Je trouve particulièrement regrettable que le dernier document important de ce mouvement, portant Appel à mobilisation pour un compromis politique historique n’ait pas été le moindrement médiatisé sur la scène nationale. Ce mépris de la presse algérienne est d’autant plus triste, qu’il s’agit d’un document diffusé le 1er novembre 2010, pour faire la jonction avec la déclaration du 1er novembre 1954, qui a scellé l’histoire de la libération de notre pays, dont il s’inspire largement.
A un moment où l’Algérie est embourbée dans une crise dont les conséquences risquent d’être catastrophiques, tout citoyen algérien est investi du devoir de contribuer à tout projet ou initiative, qu’il juge en mesure d’aider son pays. Aussi, brimer cet engagement citoyen en le marginalisant et en lui refusant la parole, relève d’un déni du droit à l’expression. Et qui d’autres, mieux que les journalistes, savent l’importance de l’expression pour transmettre les idées et permettre aux citoyens de réfléchir ensemble pour résoudre leurs problèmes, et dégager les voies d’un meilleur avenir commun.

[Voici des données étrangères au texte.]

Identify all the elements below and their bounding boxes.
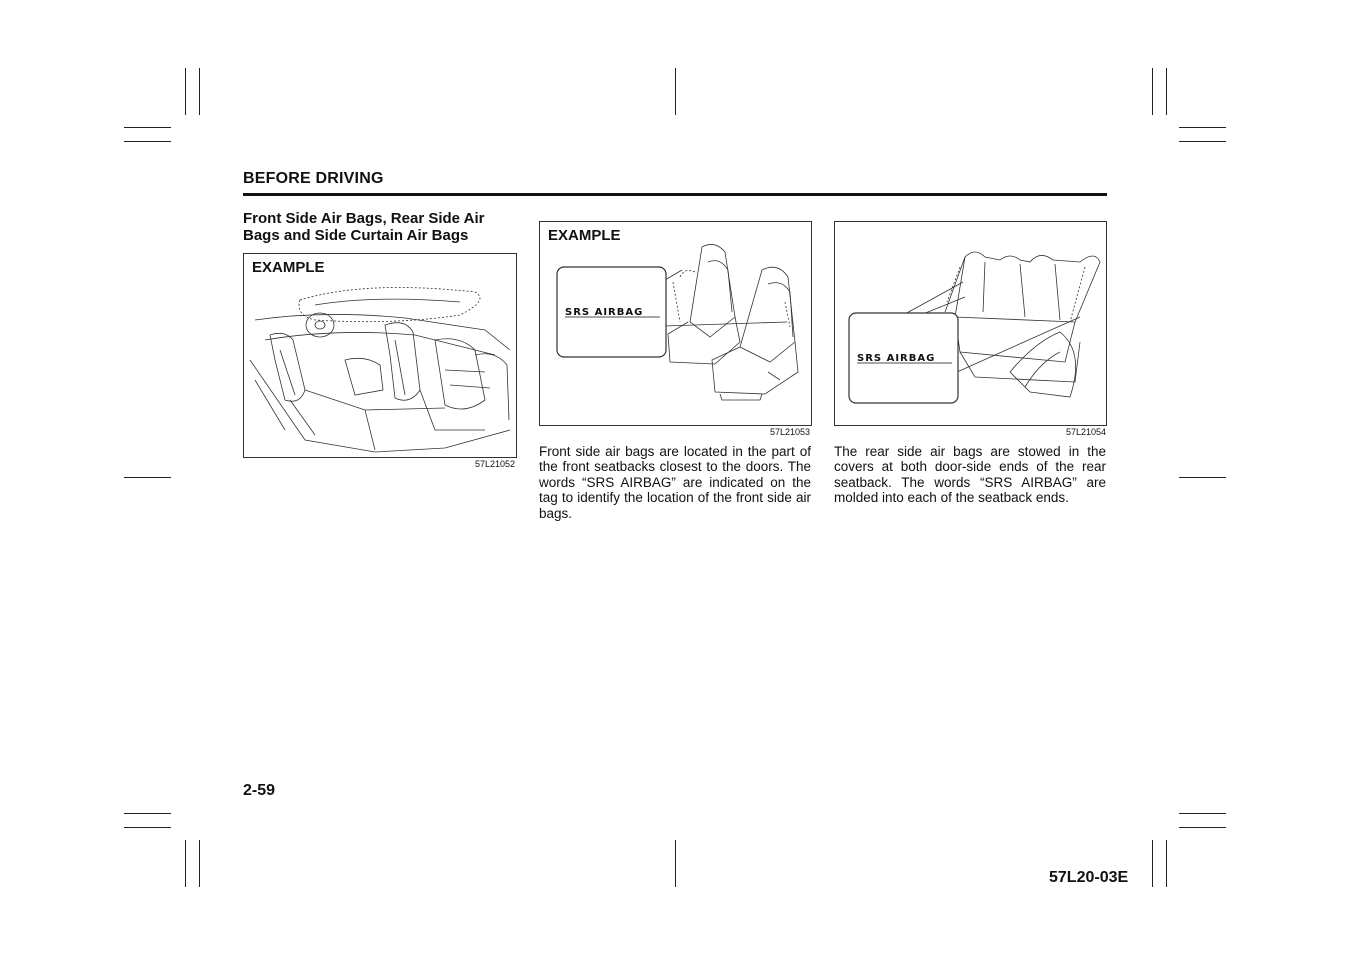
crop-mark: [1179, 813, 1226, 814]
section-title: BEFORE DRIVING: [243, 170, 384, 187]
crop-mark: [185, 68, 186, 115]
crop-mark: [199, 68, 200, 115]
page-number: 2-59: [243, 782, 276, 799]
front-seats-illustration: [540, 222, 811, 425]
crop-mark: [1179, 127, 1226, 128]
rear-seats-illustration: [835, 222, 1106, 425]
crop-mark: [199, 840, 200, 887]
header-rule: [243, 193, 1107, 196]
crop-mark: [124, 127, 171, 128]
figure-front-seat-airbag: [539, 221, 812, 426]
figure-code: 57L21053: [769, 427, 810, 437]
rear-airbag-paragraph: The rear side air bags are stowed in the covers at both door-side ends of the rear seatback. The words “SRS AIRBAG” are molded into each of the seatback ends.: [834, 444, 1106, 506]
figure-rear-seat-airbag: [834, 221, 1107, 426]
figure-label: EXAMPLE: [252, 259, 325, 276]
crop-mark: [1152, 68, 1153, 115]
crop-mark: [124, 477, 171, 478]
figure-code: 57L21052: [474, 459, 515, 469]
crop-mark: [124, 141, 171, 142]
crop-mark: [675, 68, 676, 115]
crop-mark: [1179, 827, 1226, 828]
crop-mark: [124, 813, 171, 814]
front-airbag-paragraph: Front side air bags are located in the part of the front seatbacks closest to the doors. The words “SRS AIRBAG” are indicated on the tag to identify the location of the front side air bags.: [539, 444, 811, 521]
car-interior-illustration: [245, 280, 515, 455]
crop-mark: [675, 840, 676, 887]
crop-mark: [1166, 68, 1167, 115]
crop-mark: [124, 827, 171, 828]
document-code: 57L20-03E: [1049, 869, 1129, 886]
crop-mark: [1179, 477, 1226, 478]
crop-mark: [1166, 840, 1167, 887]
figure-label: EXAMPLE: [548, 227, 621, 244]
crop-mark: [1152, 840, 1153, 887]
figure-interior-airbags: [243, 253, 517, 458]
figure-code: 57L21054: [1065, 427, 1106, 437]
crop-mark: [185, 840, 186, 887]
srs-airbag-tag: SRS AIRBAG: [857, 353, 936, 364]
srs-airbag-tag: SRS AIRBAG: [565, 307, 644, 318]
crop-mark: [1179, 141, 1226, 142]
section-heading: Front Side Air Bags, Rear Side Air Bags and Side Curtain Air Bags: [243, 210, 485, 244]
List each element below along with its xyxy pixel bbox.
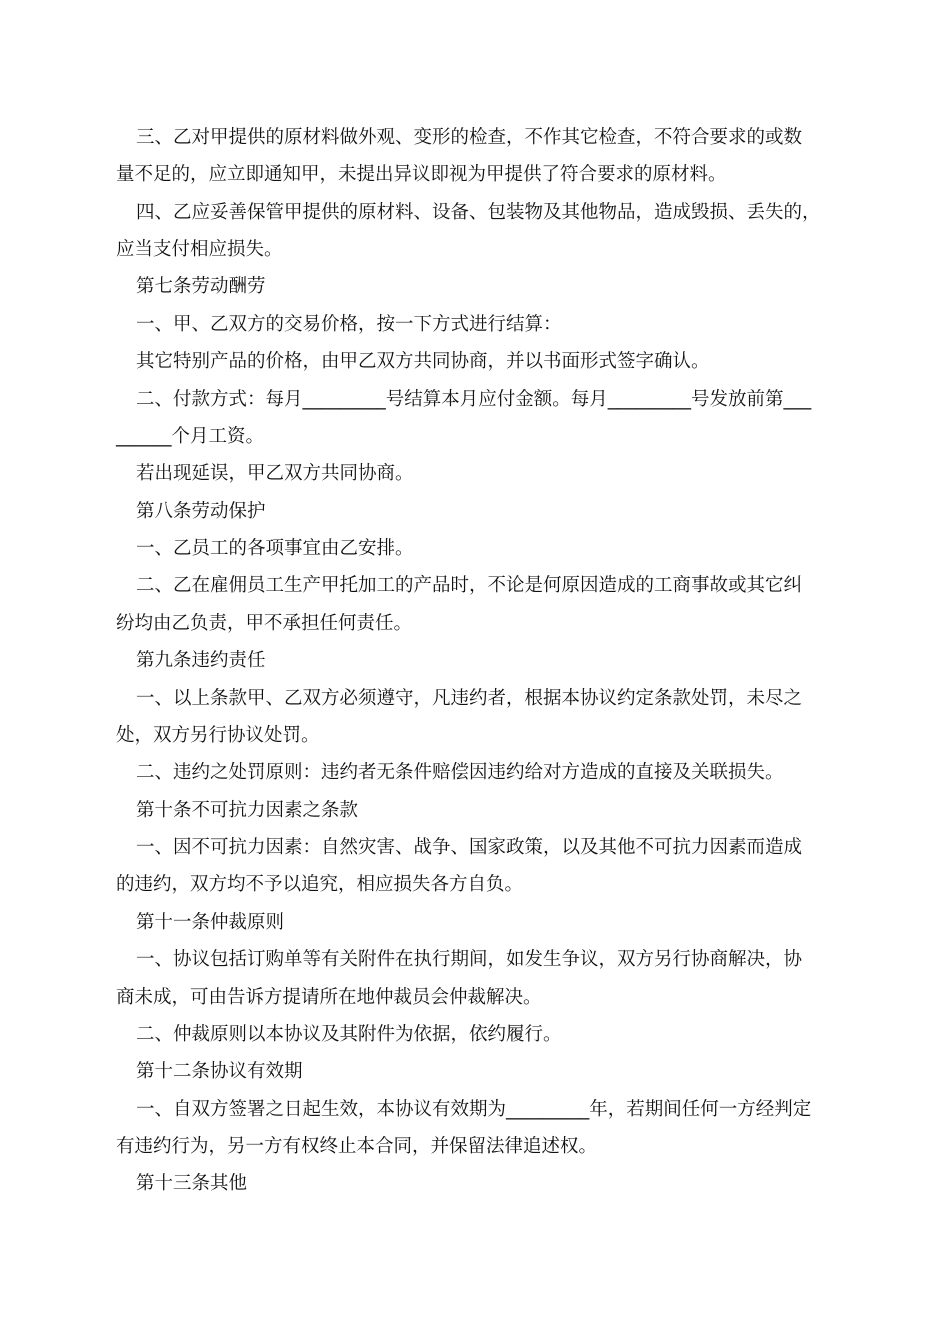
text-line: 的违约，双方均不予以追究，相应损失各方自负。 (116, 874, 524, 895)
text-line: 其它特别产品的价格，由甲乙双方共同协商，并以书面形式签字确认。 (136, 351, 710, 372)
text-line: 应当支付相应损失。 (116, 239, 283, 260)
text-line: 二、乙在雇佣员工生产甲托加工的产品时，不论是何原因造成的工商事故或其它纠 (136, 575, 803, 596)
text-line: 一、乙员工的各项事宜由乙安排。 (136, 538, 414, 559)
text-line: 一、自双方签署之日起生效，本协议有效期为_________年，若期间任何一方经判定 (136, 1099, 812, 1120)
text-line: 有违约行为，另一方有权终止本合同，并保留法律追述权。 (116, 1136, 598, 1157)
text-line: 一、协议包括订购单等有关附件在执行期间，如发生争议，双方另行协商解决，协 (136, 949, 803, 970)
text-line: 二、付款方式：每月_________号结算本月应付金额。每月_________号发放前第___ (136, 389, 812, 410)
article-heading: 第七条劳动酬劳 (136, 276, 266, 297)
text-line: 一、以上条款甲、乙双方必须遵守，凡违约者，根据本协议约定条款处罚，未尽之 (136, 688, 803, 709)
text-line: 商未成，可由告诉方提请所在地仲裁员会仲裁解决。 (116, 987, 542, 1008)
text-line: 二、仲裁原则以本协议及其附件为依据，依约履行。 (136, 1024, 562, 1045)
article-heading: 第十二条协议有效期 (136, 1061, 303, 1082)
article-heading: 第八条劳动保护 (136, 501, 266, 522)
article-heading: 第十条不可抗力因素之条款 (136, 800, 359, 821)
text-line: 一、甲、乙双方的交易价格，按一下方式进行结算： (136, 314, 562, 335)
text-line: 二、违约之处罚原则：违约者无条件赔偿因违约给对方造成的直接及关联损失。 (136, 762, 784, 783)
text-line: 一、因不可抗力因素：自然灾害、战争、国家政策，以及其他不可抗力因素而造成 (136, 837, 803, 858)
text-line: 处，双方另行协议处罚。 (116, 725, 320, 746)
article-heading: 第九条违约责任 (136, 650, 266, 671)
text-line: 四、乙应妥善保管甲提供的原材料、设备、包装物及其他物品，造成毁损、丢失的， (136, 202, 821, 223)
text-line: ______个月工资。 (116, 426, 265, 447)
text-line: 量不足的，应立即通知甲，未提出异议即视为甲提供了符合要求的原材料。 (116, 164, 727, 185)
text-line: 纷均由乙负责，甲不承担任何责任。 (116, 613, 413, 634)
article-heading: 第十一条仲裁原则 (136, 912, 285, 933)
article-heading: 第十三条其他 (136, 1173, 248, 1194)
text-line: 若出现延误，甲乙双方共同协商。 (136, 463, 414, 484)
text-line: 三、乙对甲提供的原材料做外观、变形的检查，不作其它检查，不符合要求的或数 (136, 127, 803, 148)
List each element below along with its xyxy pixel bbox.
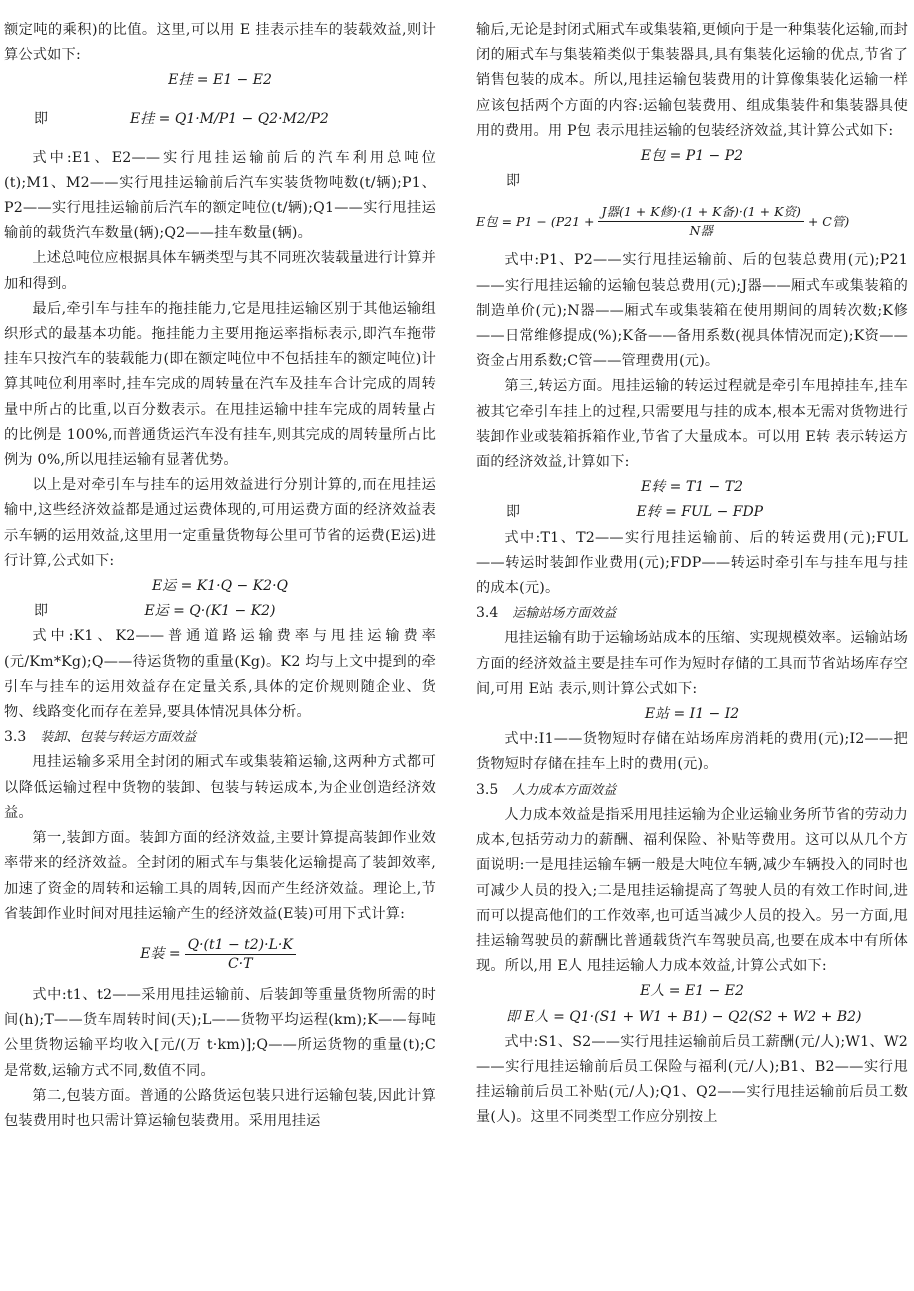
paragraph: 最后,牵引车与挂车的拖挂能力,它是甩挂运输区别于其他运输组织形式的最基本功能。拖挂能力主要用拖运率指标表示,即汽车拖带挂车只按汽车的装载能力(即在额定吨位中不包括挂车的额定吨位)计算其吨位利用率时,挂车完成的周转量在汽车及挂车合计完成的周转量中所占的比重,以百分数表示。在甩挂运输中挂车完成的周转量占的比例是 100%,而普通货运汽车没有挂车,则其完成的周转量所占比例为 0%,所以甩挂运输有显著优势。 xyxy=(4,300,436,469)
equation-lhs: E装 = xyxy=(140,946,181,963)
paragraph: 以上是对牵引车与挂车的运用效益进行分别计算的,而在甩挂运输中,这些经济效益都是通过运费体现的,可用运费方面的经济效益表示车辆的运用效益,这里用一定重量货物每公里可节省的运费(E运)进行计算,公式如下: xyxy=(4,477,436,569)
fraction-denominator: N器 xyxy=(689,222,713,238)
equation: E挂 = E1 − E2 xyxy=(168,72,272,89)
equation-label: 即 xyxy=(34,603,48,620)
equation-body: E转 = FUL − FDP xyxy=(636,504,764,521)
equation: E人 = E1 − E2 xyxy=(640,983,744,1000)
equation xyxy=(4,927,436,983)
paragraph: 人力成本效益是指采用甩挂运输为企业运输业务所节省的劳动力成本,包括劳动力的薪酬、福利保险、补贴等费用。这可以从几个方面说明:一是甩挂运输车辆一般是大吨位车辆,减少车辆投入的同时也可减少人员的投入;二是甩挂运输提高了驾驶人员的有效工作时间,进而可以提高他们的工作效率,也可适当减少人员的投入。另一方面,甩挂运输驾驶员的薪酬比普通载货汽车驾驶员高,也要在成本中有所体现。所以,用 E人 甩挂运输人力成本效益,计算公式如下: xyxy=(476,806,908,975)
section-title: 装卸、包装与转运方面效益 xyxy=(40,730,197,746)
equation xyxy=(476,194,908,248)
fraction-numerator: J器(1 + K修)·(1 + K备)·(1 + K资) xyxy=(598,203,803,222)
equation: E转 = T1 − T2 xyxy=(641,479,743,496)
equation xyxy=(4,599,436,624)
paragraph: 式中:P1、P2——实行甩挂运输前、后的包装总费用(元);P21——实行甩挂运输的运输包装总费用(元);J器——厢式车或集装箱的制造单价(元);N器——厢式车或集装箱在使用期间的周转次数;K修——日常维修提成(%);K备——备用系数(视具体情况而定);K资——资金占用系数;C管——管理费用(元)。 xyxy=(476,252,908,370)
equation: 即 E人 = Q1·(S1 + W1 + B1) − Q2(S2 + W2 + B2) xyxy=(506,1008,862,1025)
equation-lhs: E包 = P1 − (P21 + xyxy=(476,213,595,229)
equation: E站 = I1 − I2 xyxy=(644,706,740,723)
paragraph: 第三,转运方面。甩挂运输的转运过程就是牵引车甩掉挂车,挂车被其它牵引车挂上的过程,只需要甩与挂的成本,根本无需对货物进行装卸作业或装箱拆箱作业,节省了大量成本。可以用 E转 表示转运方面的经济效益,计算如下: xyxy=(476,378,908,471)
fraction-numerator: Q·(t1 − t2)·L·K xyxy=(185,936,296,955)
equation-body: E运 = Q·(K1 − K2) xyxy=(144,603,276,620)
section-heading xyxy=(476,778,908,803)
paragraph: 输后,无论是封闭式厢式车或集装箱,更倾向于是一种集装化运输,而封闭的厢式车与集装箱类似于集装器具,具有集装化运输的优点,节省了销售包装的成本。所以,甩挂运输包装费用的计算像集装化运输一样应该包括两个方面的内容:运输包装费用、组成集装件和集装器具使用的费用。用 P包 表示甩挂运输的包装经济效益,其计算公式如下: xyxy=(476,22,908,139)
paragraph: 式中:t1、t2——采用甩挂运输前、后装卸等重量货物所需的时间(h);T——货车周转时间(天);L——货物平均运程(km);K——每吨公里货物运输平均收入[元/(万 t·km)];Q——所运货物的重量(t);C 是常数,运输方式不同,数值不同。 xyxy=(4,986,436,1079)
paragraph: 甩挂运输多采用全封闭的厢式车或集装箱运输,这两种方式都可以降低运输过程中货物的装卸、包装与转运成本,为企业创造经济效益。 xyxy=(4,754,436,821)
section-heading xyxy=(4,725,436,750)
paragraph: 上述总吨位应根据具体车辆类型与其不同班次装载量进行计算并加和得到。 xyxy=(4,250,436,292)
section-number: 3.3 xyxy=(4,729,27,746)
left-column xyxy=(4,18,436,1134)
section-number: 3.4 xyxy=(476,605,499,622)
paragraph: 第一,装卸方面。装卸方面的经济效益,主要计算提高装卸作业效率带来的经济效益。全封闭的厢式车与集装化运输提高了装卸效率,加速了资金的周转和运输工具的周转,因而产生经济效益。理论上,节省装卸作业时间对甩挂运输产生的经济效益(E装)可用下式计算: xyxy=(4,830,436,922)
right-column xyxy=(476,18,908,1131)
fraction-denominator: C·T xyxy=(227,956,253,973)
section-heading xyxy=(476,601,908,626)
equation-body: E挂 = Q1·M/P1 − Q2·M2/P2 xyxy=(130,111,329,127)
paragraph: 式中:E1、E2——实行甩挂运输前后的汽车利用总吨位(t);M1、M2——实行甩挂运输前后汽车实装货物吨数(t/辆);P1、P2——实行甩挂运输前后汽车的额定吨位(t/辆);Q1——实行甩挂运输前的载货汽车数量(辆);Q2——挂车数量(辆)。 xyxy=(4,149,436,242)
equation-label: 即 xyxy=(506,173,520,190)
section-title: 运输站场方面效益 xyxy=(512,606,617,622)
section-number: 3.5 xyxy=(476,781,499,798)
paragraph: 式中:I1——货物短时存储在站场库房消耗的费用(元);I2——把货物短时存储在挂车上时的费用(元)。 xyxy=(476,731,908,773)
fraction xyxy=(185,936,296,973)
fraction xyxy=(598,203,803,240)
paragraph: 第二,包装方面。普通的公路货运包装只进行运输包装,因此计算包装费用时也只需计算运输包装费用。采用甩挂运 xyxy=(4,1087,436,1129)
paragraph: 甩挂运输有助于运输场站成本的压缩、实现规模效率。运输站场方面的经济效益主要是挂车可作为短时存储的工具而节省站场库存空间,可用 E站 表示,则计算公式如下: xyxy=(476,630,908,697)
paragraph: 式中:K1、K2——普通道路运输费率与甩挂运输费率(元/Km*Kg);Q——待运货物的重量(Kg)。K2 均与上文中提到的牵引车与挂车的运用效益存在定量关系,具体的定价规则随企业、货物、线路变化而存在差异,要具体情况具体分析。 xyxy=(4,628,436,721)
equation-rhs: + C管) xyxy=(807,213,850,229)
equation xyxy=(476,500,908,525)
paragraph: 式中:T1、T2——实行甩挂运输前、后的转运费用(元);FUL——转运时装卸作业费用(元);FDP——转运时牵引车与挂车甩与挂的成本(元)。 xyxy=(476,529,908,597)
equation-label: 即 xyxy=(34,111,48,127)
equation xyxy=(4,94,436,146)
equation: E运 = K1·Q − K2·Q xyxy=(151,578,289,595)
paragraph: 式中:S1、S2——实行甩挂运输前后员工薪酬(元/人);W1、W2——实行甩挂运输前后员工保险与福利(元/人);B1、B2——实行甩挂运输前后员工补贴(元/人);Q1、Q2——实行甩挂运输前后员工数量(人)。这里不同类型工作应分别按上 xyxy=(476,1033,908,1126)
section-title: 人力成本方面效益 xyxy=(512,782,617,798)
equation-label: 即 xyxy=(506,504,520,521)
equation: E包 = P1 − P2 xyxy=(640,148,744,165)
equation-label-line xyxy=(476,169,908,194)
paragraph: 额定吨的乘积)的比值。这里,可以用 E 挂表示挂车的装载效益,则计算公式如下: xyxy=(4,22,436,64)
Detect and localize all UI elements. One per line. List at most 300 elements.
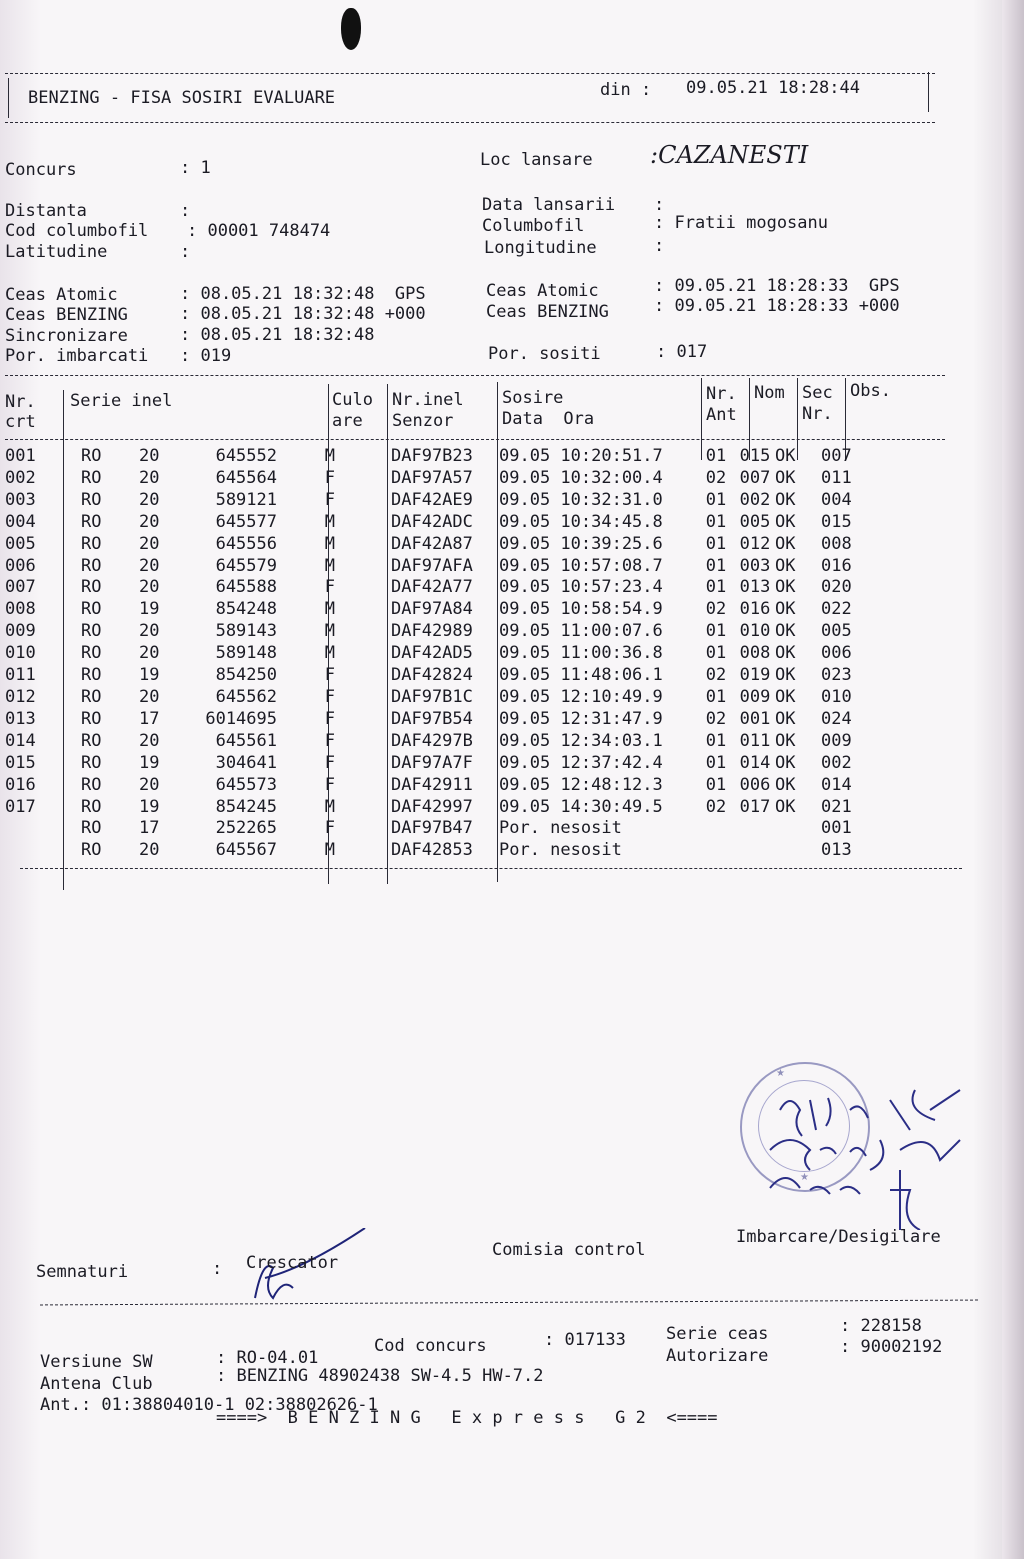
autorizare-value: : 90002192 [840, 1337, 943, 1357]
arrival-time-cell: 09.05 10:32:31.0 [499, 489, 663, 510]
cod-columbofil-value: : 00001 748474 [187, 221, 331, 241]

S’il est entendu que chaque titre a sa ligne éditoriale et par conséquent s’accorde le droit de refuser certaines plumes, il n’est pas concevable que tous les médias se mettent au diapason pour refuser la parole à des groupes de citoyens qui activent pacifiquement pour mettre fin à la dictature.
Il n’y a rien de plus triste que des journalistes, eux-mêmes brimés par un système politique oppresseur, se mettent à appliquer le même traitement à leurs concitoyens. Des femmes et des hommes interpellés par le malaise qui ronge leur société et qui décident de prendre leurs responsabilités, en appelant à la mobilisation citoyenne pour mettre fin au désordre de leur pays et contribuer à l’émergence d’une culture démocratique, prélude à l’Etat de droit. Leur projet de création d’un front national pour le changement démocratique présente une chance qu’on devrait compter au profit de l’Algérie. D’autant que de nombreux observateurs de la scène politique et sociale convergent aujourd’hui pour dire que seul un mouvement d’union nationale est en mesure de changer le système politique du pays. Et c’est justement dans cette perspective qu’intervient le projet de front pour le changement démocratique, qui depuis le début de ses activités ambitionne de sceller cette union entre les Algériens, et ce, par-delà, toutes les contingences dogmatiques qui s’interposent entre eux et cet État de droit qu’ils appellent pourtant, de tous leurs vœux.
C’est fort regrettable qu’un projet qui prône l’union des citoyens pour une Algérie meilleure soit frappé d’interdiction de parole, alors que les détracteurs de ce pays font la pluie et le beau temps en squattant à l’année longue les colonnes de nos journaux.